Luqman adalah sosok bijak bestari. Tersebutlah Luqmanul Hakim atau Luqman The Wise. Namanya di-mention Allah dalam kitab suci Al-Quran. Bahkan dijadikan nama surat yang ke-31 (Surat Luqman). Namun, Luqman bukan nabi. Konon ketika diberi pilihan oleh Tuhan, ia menolak mengemban misi kenabian. Ia lebih menginginkan hikmah (kebijaksanaan), yang kemudian kita kenal riwayatnya sampai hari ini.
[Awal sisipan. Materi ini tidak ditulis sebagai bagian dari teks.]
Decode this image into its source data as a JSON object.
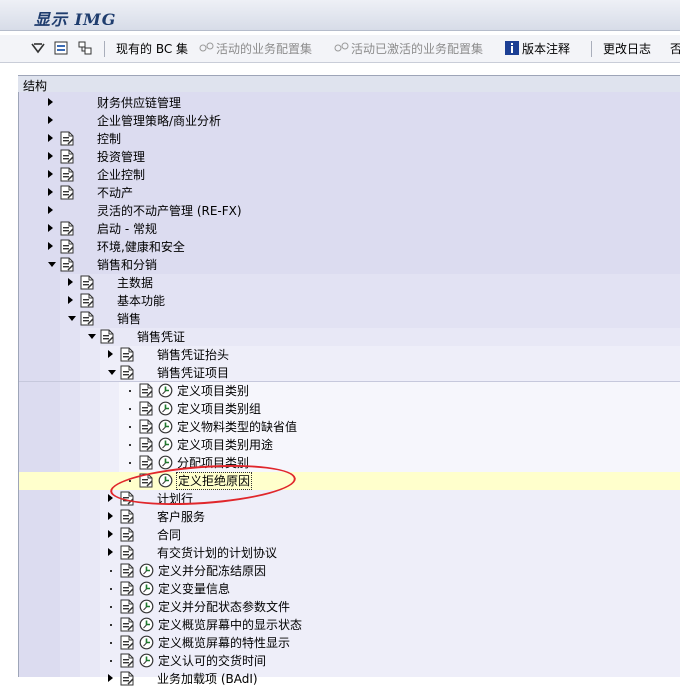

“Dan sungguh, telah Kami berikan hikmah kepada Luqman…” (QS. Luqman: 12). Paling sering didengar adalah nasihat Luqman kepada anaknya. “Dan (ingatlah) ketika Luqman berkata kepada anaknya, ketika dia memberi pelajaran kepadanya, ”Wahai anakku! Janganlah engkau mempersekutukan Allah, sesungguhnya mempersekutukan (Allah) adalah benar-benar kezaliman yang besar. Dan Kami perintahkan kepada manusia (agar berbuat baik) kepada kedua orang tuanya. Ibunya telah mengandungnya dalam keadaan lemah yang bertambah-tambah, dan menyapihnya dalam usia dua tahun. Bersyukurlah kepada-Ku dan kepada kedua orang tuamu. Hanya kepada Aku kembalimu” (QS. Luqman: 13-14).
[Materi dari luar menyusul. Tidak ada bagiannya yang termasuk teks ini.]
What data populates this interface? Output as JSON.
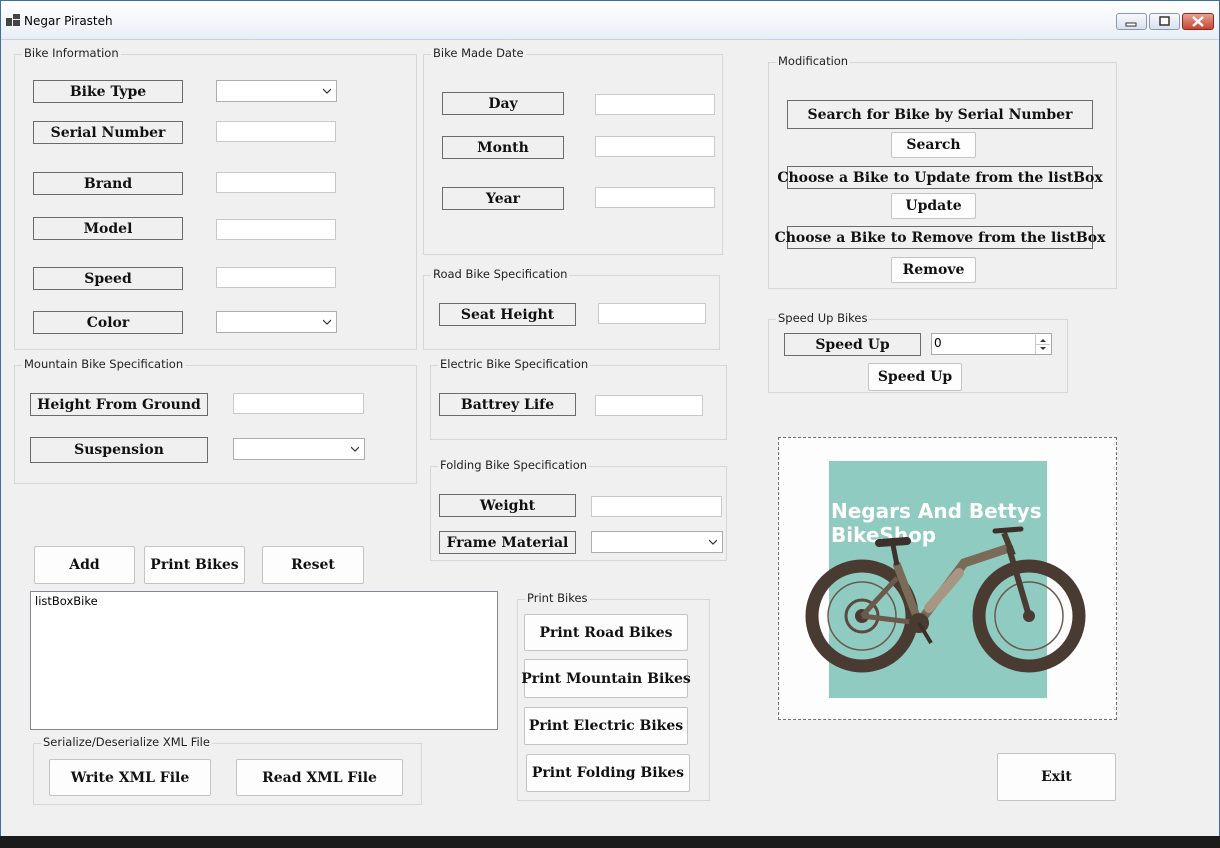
{
  "window": {
    "title": "Negar Pirasteh"
  },
  "bike_info": {
    "group_title": "Bike Information",
    "bike_type_label": "Bike Type",
    "serial_number_label": "Serial Number",
    "brand_label": "Brand",
    "model_label": "Model",
    "speed_label": "Speed",
    "color_label": "Color"
  },
  "made_date": {
    "group_title": "Bike Made Date",
    "day_label": "Day",
    "month_label": "Month",
    "year_label": "Year"
  },
  "road_spec": {
    "group_title": "Road Bike Specification",
    "seat_height_label": "Seat Height"
  },
  "mountain_spec": {
    "group_title": "Mountain Bike Specification",
    "height_label": "Height From Ground",
    "suspension_label": "Suspension"
  },
  "electric_spec": {
    "group_title": "Electric Bike Specification",
    "battery_label": "Battrey Life"
  },
  "folding_spec": {
    "group_title": "Folding Bike Specification",
    "weight_label": "Weight",
    "frame_material_label": "Frame Material"
  },
  "actions": {
    "add": "Add",
    "print_bikes": "Print Bikes",
    "reset": "Reset"
  },
  "listbox": {
    "text": "listBoxBike"
  },
  "xml": {
    "group_title": "Serialize/Deserialize XML File",
    "write": "Write XML File",
    "read": "Read XML File"
  },
  "print_group": {
    "group_title": "Print Bikes",
    "road": "Print Road Bikes",
    "mountain": "Print Mountain Bikes",
    "electric": "Print Electric Bikes",
    "folding": "Print Folding Bikes"
  },
  "modification": {
    "group_title": "Modification",
    "search_label": "Search for Bike by Serial Number",
    "search_button": "Search",
    "update_label": "Choose a Bike to Update from the listBox",
    "update_button": "Update",
    "remove_label": "Choose a Bike to Remove from the listBox",
    "remove_button": "Remove"
  },
  "speed_up": {
    "group_title": "Speed Up Bikes",
    "label": "Speed Up",
    "value": "0",
    "button": "Speed Up"
  },
  "logo": {
    "line1": "Negars And Bettys",
    "line2": "BikeShop",
    "panel_color": "#90cbc1"
  },
  "exit": "Exit",
  "icons": [
    "app-icon",
    "minimize-icon",
    "maximize-icon",
    "close-icon",
    "chevron-down-icon",
    "spin-up-icon",
    "spin-down-icon",
    "bicycle-image"
  ]
}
Salah satu episode kisah Luqman yang diperkirakan hidup sezaman dengan Nabi Daud, sekitar abad XI-X sebelum Masehi itu adalah ketika bersama anaknya berjalan-jalan melintasi sebuah pasar. Luqman menunggangi keledai, sedangkan sang anak berjalan di depan sambil menuntun keledai. Orang-orang ramai yang melihat pemandangan itu langsung bereaksi, “kasihan sekali anak kecil itu menuntun keledai, orangtuanya duduk nyaman di atas keledai. Sombong sekali orangtua itu”. Luqman mendengar omongan tersebut. Ia berkata kepada anaknya, “Anakku, dengar yang mereka katakan ya!” Sejurus kemudian Luqman melompat turun dari keledai. Ia lalu mengangkat anaknya untuk naik di punggung keledai. Sekarang giliran Luqman yang menuntun keledai yang ditunggangi sang anak. Orang-orang kepo lagi. Mereka menghardik, “Dasar anak kecil tak punya akhlak, orangtuanya malah berjalan sambil menuntun keledai”. Luqman kembali mengingatkan anaknya, ”Anakku, dengar ya yang mereka katakan!”
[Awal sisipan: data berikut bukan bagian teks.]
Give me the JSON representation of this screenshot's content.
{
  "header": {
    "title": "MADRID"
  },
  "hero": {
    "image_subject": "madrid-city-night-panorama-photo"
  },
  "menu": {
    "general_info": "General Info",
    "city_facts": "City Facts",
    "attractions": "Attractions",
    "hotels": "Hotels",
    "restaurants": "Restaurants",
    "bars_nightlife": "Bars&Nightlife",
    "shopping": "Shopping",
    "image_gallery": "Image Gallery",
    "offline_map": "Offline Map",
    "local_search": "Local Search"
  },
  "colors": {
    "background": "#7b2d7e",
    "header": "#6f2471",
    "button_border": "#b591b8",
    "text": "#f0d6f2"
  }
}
Situasinya serba salah. Orang-orang terus usil. Bapak yang naik keledai, dinilai salah. Giliran anak yang menunggangi keledai, juga salah. Akhirnya  Luqman dan anaknya sama-sama menunggangi keledai itu. Orang-orang yang menyaksikan bertambah marah, “Hah, dua orang itu tidak punya belas kasihan, kok keledai yang kecil itu ditunggangi berdua”. “Dengar ya putraku!” kembali Luqman mengingatkan anaknya. Setelah mendengar ocehan orang-orang di pasar itu, Luqman dan anaknya turun dari keledai. Mereka berdua sama-sama menuntun hewan tunggangannya itu. Lagi-lagi orang-orang kepo tak habis-habisnya. Mereka bereaksi, “Ah, dua orang itu bodoh sekali, ada keledai kok tidak ditunggangi?”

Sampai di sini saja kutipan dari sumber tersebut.